Method Speed Posterior quality Diagnostics Best for
NUTS (prior init) Slow Gold standard Full MCMC diagnostics Final inference, publication
NUTS (pathfinder init) Similar to prior-init NUTS on these models Gold standard Full MCMC diagnostics Difficult models where standard NUTS shows convergence issues
Pathfinder ~7-15x faster than NUTS here Approximate; narrow posteriors with high Pareto k on these models Pareto k only Model development, exploration, quick checks

Practical guidance:

  • Start with pathfinder during model development to iterate quickly on specification choices.

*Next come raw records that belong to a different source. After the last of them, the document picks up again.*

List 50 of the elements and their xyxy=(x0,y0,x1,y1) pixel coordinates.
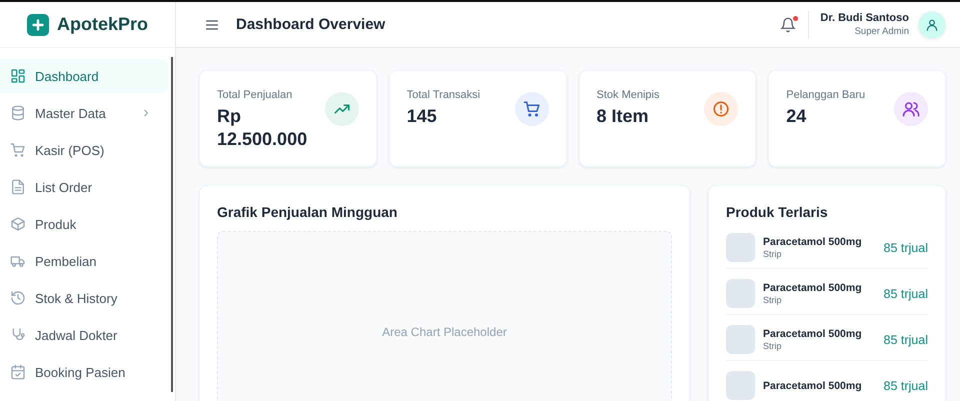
database-icon xyxy=(10,105,26,121)
cart-icon xyxy=(10,142,26,158)
brand-name: ApotekPro xyxy=(56,14,148,35)
product-thumbnail xyxy=(726,233,755,262)
stethoscope-icon xyxy=(10,327,26,343)
sidebar-item[interactable]: Master Data xyxy=(0,96,168,130)
product-unit: Strip xyxy=(763,295,783,305)
stat-label: Total Penjualan xyxy=(217,89,294,101)
product-thumbnail xyxy=(726,279,755,308)
stat-label: Total Transaksi xyxy=(406,89,480,101)
sold-count: 85 trjual xyxy=(884,378,928,392)
stat-value: 24 xyxy=(786,105,808,128)
plus-logo-icon xyxy=(26,14,49,36)
product-name: Paracetamol 500mg xyxy=(763,380,863,392)
product-thumbnail xyxy=(726,371,755,400)
stat-label: Pelanggan Baru xyxy=(786,89,866,101)
product-unit: Strip xyxy=(763,341,783,351)
card-title: Produk Terlaris xyxy=(726,204,829,220)
document-icon xyxy=(10,179,26,195)
sidebar-item[interactable]: Dashboard xyxy=(0,59,168,93)
stat-value: 8 Item xyxy=(596,105,650,128)
sold-count: 85 trjual xyxy=(884,240,928,254)
avatar-icon[interactable] xyxy=(918,10,946,38)
notification-bell-icon[interactable] xyxy=(780,16,796,32)
sold-count: 85 trjual xyxy=(884,286,928,300)
sidebar-item[interactable]: Booking Pasien xyxy=(0,355,168,389)
calendar-icon xyxy=(10,364,26,380)
sidebar-item[interactable]: Jadwal Dokter xyxy=(0,318,168,352)
card-title: Grafik Penjualan Mingguan xyxy=(217,204,398,220)
stat-value: 145 xyxy=(406,105,438,128)
sidebar-item[interactable]: Pembelian xyxy=(0,244,168,278)
user-role: Super Admin xyxy=(854,26,909,37)
sidebar-item[interactable]: Kasir (POS) xyxy=(0,133,168,167)
sidebar-item[interactable]: Stok & History xyxy=(0,281,168,315)
user-name: Dr. Budi Santoso xyxy=(820,12,909,24)
history-icon xyxy=(10,290,26,306)
product-name: Paracetamol 500mg xyxy=(763,236,863,248)
sold-count: 85 trjual xyxy=(884,332,928,346)
product-name: Paracetamol 500mg xyxy=(763,282,863,294)
product-name: Paracetamol 500mg xyxy=(763,328,863,340)
box-icon xyxy=(10,216,26,232)
page-title: Dashboard Overview xyxy=(236,16,386,33)
sidebar-item[interactable]: List Order xyxy=(0,170,168,204)
product-unit: Strip xyxy=(763,249,783,259)
stat-value: Rp 12.500.000 xyxy=(217,105,308,152)
sidebar-item[interactable]: Produk xyxy=(0,207,168,241)
chart-placeholder-text: Area Chart Placeholder xyxy=(382,325,507,339)
grid-icon xyxy=(10,68,26,84)
stat-label: Stok Menipis xyxy=(596,89,660,101)
product-thumbnail xyxy=(726,325,755,354)
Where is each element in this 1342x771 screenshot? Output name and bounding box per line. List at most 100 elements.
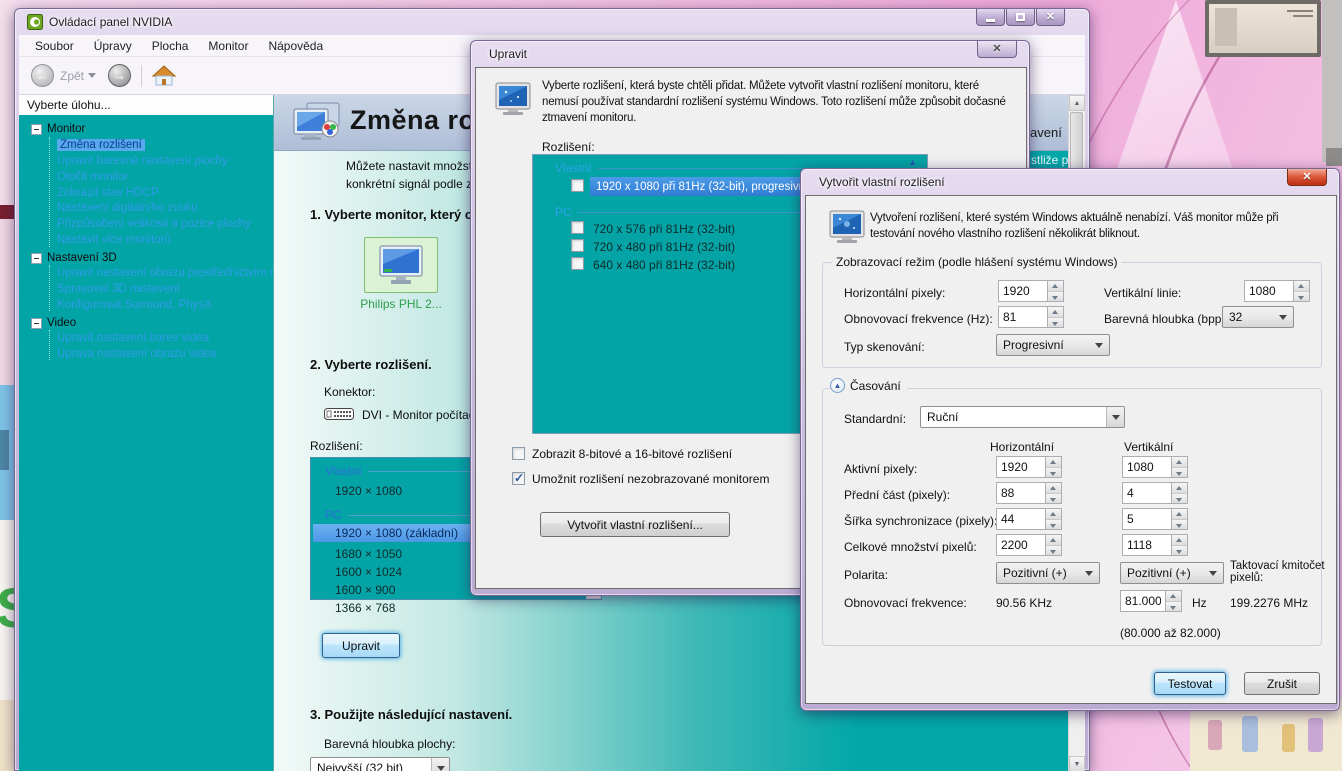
resolution-option[interactable]: 640 x 480 při 81Hz (32-bit) xyxy=(593,258,735,272)
refresh-rate-v-input[interactable] xyxy=(1120,590,1166,612)
show-8bit-checkbox[interactable] xyxy=(512,447,525,460)
spinner-buttons[interactable] xyxy=(1172,508,1188,530)
resolution-option[interactable]: 720 x 576 při 81Hz (32-bit) xyxy=(593,222,735,236)
spin-up-icon[interactable] xyxy=(1172,483,1187,494)
collapse-icon[interactable] xyxy=(31,318,42,329)
custom-dialog-titlebar[interactable]: Vytvořit vlastní rozlišení ✕ xyxy=(805,169,1335,195)
resolution-option[interactable]: 1920 × 1080 xyxy=(335,484,402,498)
sidebar-item-otocit-monitor[interactable]: Otočit monitor xyxy=(19,169,273,185)
spin-up-icon[interactable] xyxy=(1046,535,1061,546)
spinner-buttons[interactable] xyxy=(1046,456,1062,478)
spin-up-icon[interactable] xyxy=(1172,457,1187,468)
sidebar-item-zmena-rozliseni[interactable]: Změna rozlišení xyxy=(19,137,273,153)
back-history-dropdown[interactable] xyxy=(88,73,96,82)
test-button[interactable]: Testovat xyxy=(1154,672,1226,695)
spinner-buttons[interactable] xyxy=(1046,534,1062,556)
spin-up-icon[interactable] xyxy=(1046,483,1061,494)
refresh-hz-input[interactable] xyxy=(998,306,1048,328)
spinner-buttons[interactable] xyxy=(1046,508,1062,530)
collapse-icon[interactable] xyxy=(31,253,42,264)
allow-hidden-label[interactable]: Umožnit rozlišení nezobrazované monitore… xyxy=(532,472,769,486)
timing-section-header[interactable]: ▲ Časování xyxy=(830,378,907,393)
show-8bit-label[interactable]: Zobrazit 8-bitové a 16-bitové rozlišení xyxy=(532,447,732,461)
main-titlebar[interactable]: Ovládací panel NVIDIA ✕ xyxy=(19,9,1085,35)
spin-down-icon[interactable] xyxy=(1166,602,1181,612)
close-button[interactable]: ✕ xyxy=(1287,169,1327,186)
edit-button[interactable]: Upravit xyxy=(322,633,400,658)
polarity-v-dropdown[interactable]: Pozitivní (+) xyxy=(1120,562,1224,584)
sidebar-item-prizpusobeni[interactable]: Přizpůsobení velikosti a pozice plochy xyxy=(19,216,273,232)
spin-up-icon[interactable] xyxy=(1294,281,1309,292)
menu-soubor[interactable]: Soubor xyxy=(25,37,84,55)
minimize-button[interactable] xyxy=(976,9,1005,26)
menu-napoveda[interactable]: Nápověda xyxy=(258,37,333,55)
collapse-icon[interactable] xyxy=(31,124,42,135)
spinner-buttons[interactable] xyxy=(1294,280,1310,302)
back-button[interactable]: ← xyxy=(31,64,54,87)
spinner-buttons[interactable] xyxy=(1048,306,1064,328)
spinner-buttons[interactable] xyxy=(1048,280,1064,302)
sync-width-v-input[interactable] xyxy=(1122,508,1172,530)
edit-dialog-titlebar[interactable]: Upravit ✕ xyxy=(475,41,1025,67)
spin-down-icon[interactable] xyxy=(1046,520,1061,530)
sync-width-h-input[interactable] xyxy=(996,508,1046,530)
spin-up-icon[interactable] xyxy=(1172,509,1187,520)
spin-down-icon[interactable] xyxy=(1046,494,1061,504)
home-icon[interactable] xyxy=(152,64,176,88)
spinner-buttons[interactable] xyxy=(1172,534,1188,556)
sidebar-item-upravit-obrazu[interactable]: Upravit nastavení obrazu prostřednictvím… xyxy=(19,265,273,281)
close-button[interactable]: ✕ xyxy=(977,41,1017,58)
sidebar-category-video[interactable]: Video xyxy=(19,315,273,331)
resolution-checkbox[interactable] xyxy=(571,239,584,252)
vertical-lines-input[interactable] xyxy=(1244,280,1294,302)
menu-plocha[interactable]: Plocha xyxy=(142,37,199,55)
spin-up-icon[interactable] xyxy=(1166,591,1181,602)
spin-up-icon[interactable] xyxy=(1172,535,1187,546)
spin-down-icon[interactable] xyxy=(1048,318,1063,328)
resolution-option[interactable]: 720 x 480 při 81Hz (32-bit) xyxy=(593,240,735,254)
spin-down-icon[interactable] xyxy=(1048,292,1063,302)
spin-down-icon[interactable] xyxy=(1172,494,1187,504)
spinner-buttons[interactable] xyxy=(1172,482,1188,504)
spin-down-icon[interactable] xyxy=(1172,468,1187,478)
sidebar-item-obraz-videa[interactable]: Úprava nastavení obrazu videa xyxy=(19,346,273,362)
sidebar-item-spravovat-3d[interactable]: Spravovat 3D nastavení xyxy=(19,281,273,297)
front-porch-v-input[interactable] xyxy=(1122,482,1172,504)
resolution-checkbox[interactable] xyxy=(571,179,584,192)
color-depth-dropdown[interactable]: Nejvyšší (32 bit) xyxy=(310,757,450,771)
monitor-select-tile[interactable] xyxy=(364,237,438,293)
spinner-buttons[interactable] xyxy=(1172,456,1188,478)
resolution-checkbox[interactable] xyxy=(571,221,584,234)
active-pixels-v-input[interactable] xyxy=(1122,456,1172,478)
resolution-option[interactable]: 1680 × 1050 xyxy=(335,547,402,561)
menu-monitor[interactable]: Monitor xyxy=(198,37,258,55)
spin-down-icon[interactable] xyxy=(1046,546,1061,556)
spin-down-icon[interactable] xyxy=(1172,520,1187,530)
cancel-button[interactable]: Zrušit xyxy=(1244,672,1320,695)
create-custom-resolution-button[interactable]: Vytvořit vlastní rozlišení... xyxy=(540,512,730,537)
sidebar-item-upravit-barevne[interactable]: Upravit barevné nastavení plochy xyxy=(19,153,273,169)
total-pixels-v-input[interactable] xyxy=(1122,534,1172,556)
spin-up-icon[interactable] xyxy=(1046,457,1061,468)
spin-up-icon[interactable] xyxy=(1048,281,1063,292)
sidebar-item-zobrazit-hdcp[interactable]: Zobrazit stav HDCP xyxy=(19,185,273,201)
scan-type-dropdown[interactable]: Progresivní xyxy=(996,334,1110,356)
resolution-option[interactable]: 1600 × 900 xyxy=(335,583,395,597)
spinner-buttons[interactable] xyxy=(1166,590,1182,612)
spin-down-icon[interactable] xyxy=(1046,468,1061,478)
sidebar-item-digitalni-zvuk[interactable]: Nastavení digitálního zvuku xyxy=(19,200,273,216)
active-pixels-h-input[interactable] xyxy=(996,456,1046,478)
horizontal-pixels-input[interactable] xyxy=(998,280,1048,302)
sidebar-item-surround-physx[interactable]: Konfigurovat Surround, PhysX xyxy=(19,297,273,313)
forward-button[interactable]: → xyxy=(108,64,131,87)
front-porch-h-input[interactable] xyxy=(996,482,1046,504)
standard-dropdown[interactable]: Ruční xyxy=(920,406,1125,428)
close-button[interactable]: ✕ xyxy=(1036,9,1065,26)
sidebar-item-vice-monitoru[interactable]: Nastavit více monitorů xyxy=(19,232,273,248)
resolution-option[interactable]: 1366 × 768 xyxy=(335,601,395,615)
menu-upravy[interactable]: Úpravy xyxy=(84,37,142,55)
collapse-up-icon[interactable]: ▲ xyxy=(830,378,845,393)
spin-up-icon[interactable] xyxy=(1046,509,1061,520)
spinner-buttons[interactable] xyxy=(1046,482,1062,504)
maximize-button[interactable] xyxy=(1006,9,1035,26)
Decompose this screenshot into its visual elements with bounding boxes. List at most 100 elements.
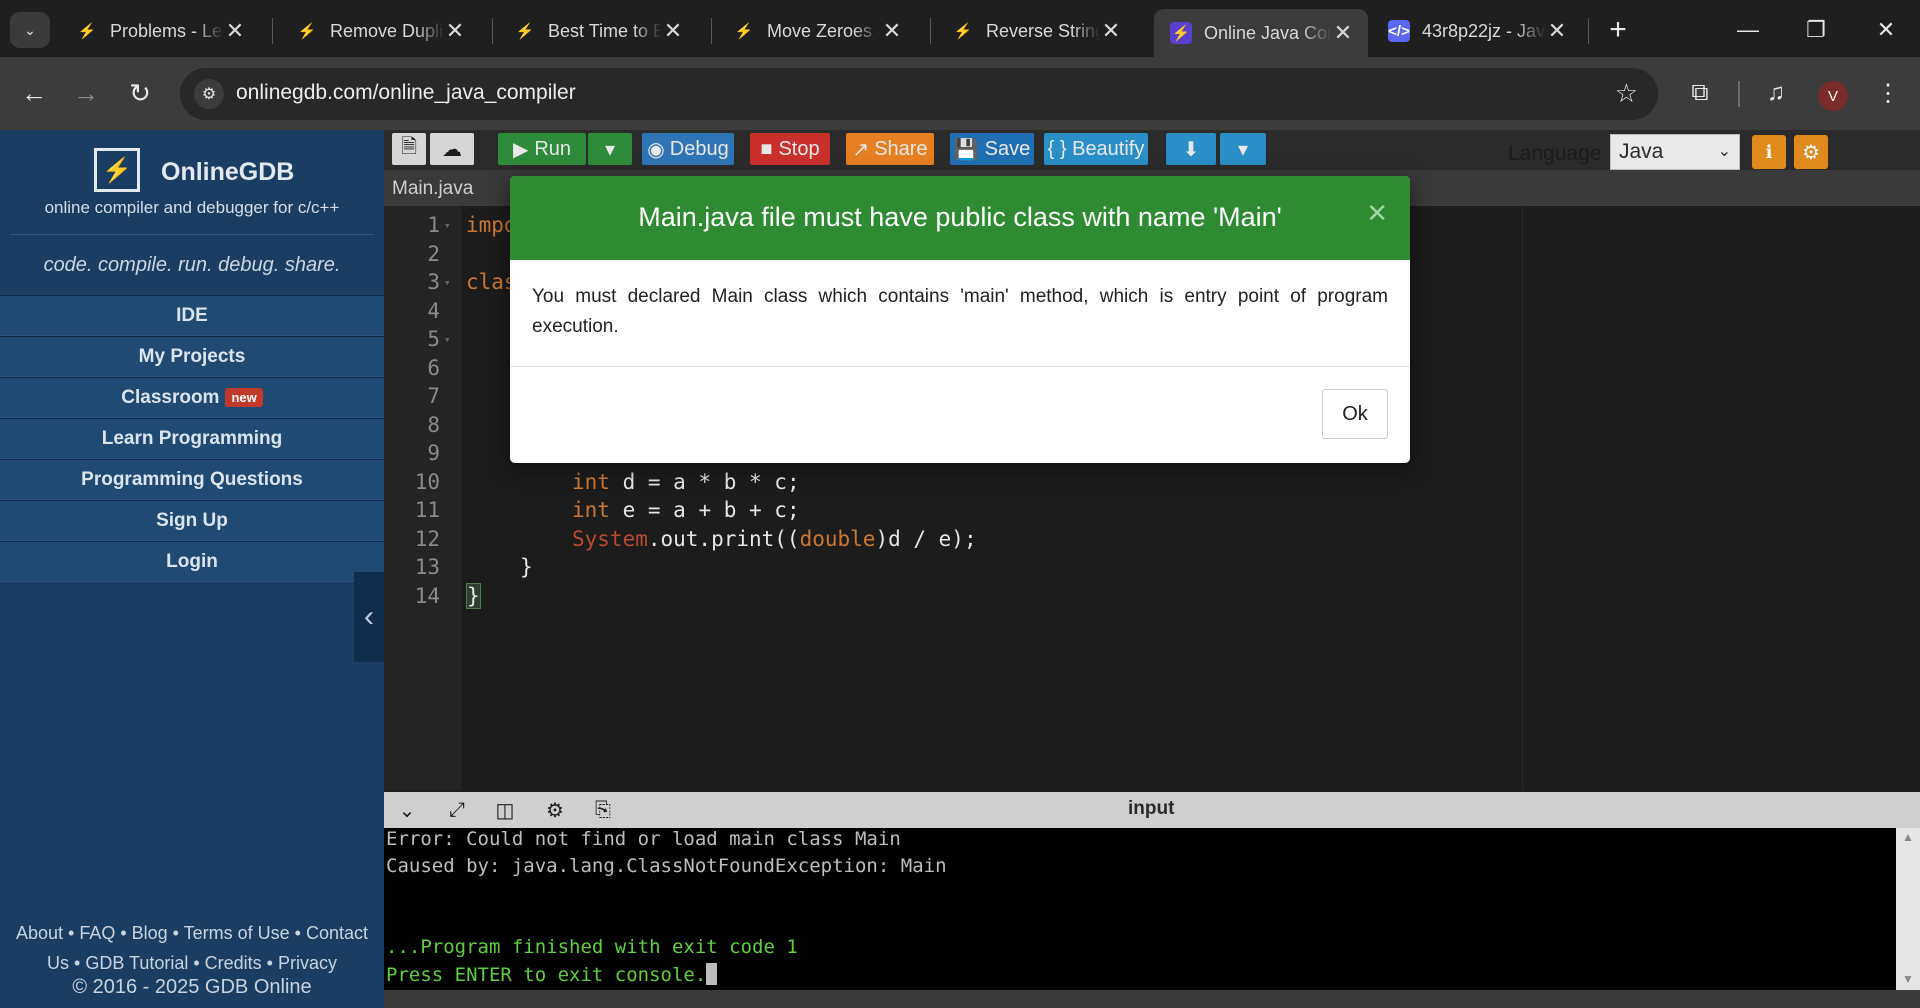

  • Switch to NUTS for final inference when results will be reported or used for decisions.

  • Use pathfinder-initialised NUTS when standard NUTS shows convergence issues (high Rhat, many divergent transitions) or slow warmup.

  • Check Pareto k values from pathfinder fits: high values (> 0.7) warn that the approximation may be unreliable.

  • If Pareto k values are high, try increasing num_paths (e.g., to 10 or 20) to improve the variational approximation.

  • For real-time workflows, consider running full NUTS periodically and using pathfinder with posterior-as-prior for cheap intermediate updates, as shown in the updating section above.

For more on computational options see the features summary. For help with Stan diagnostics see the Stan help vignette.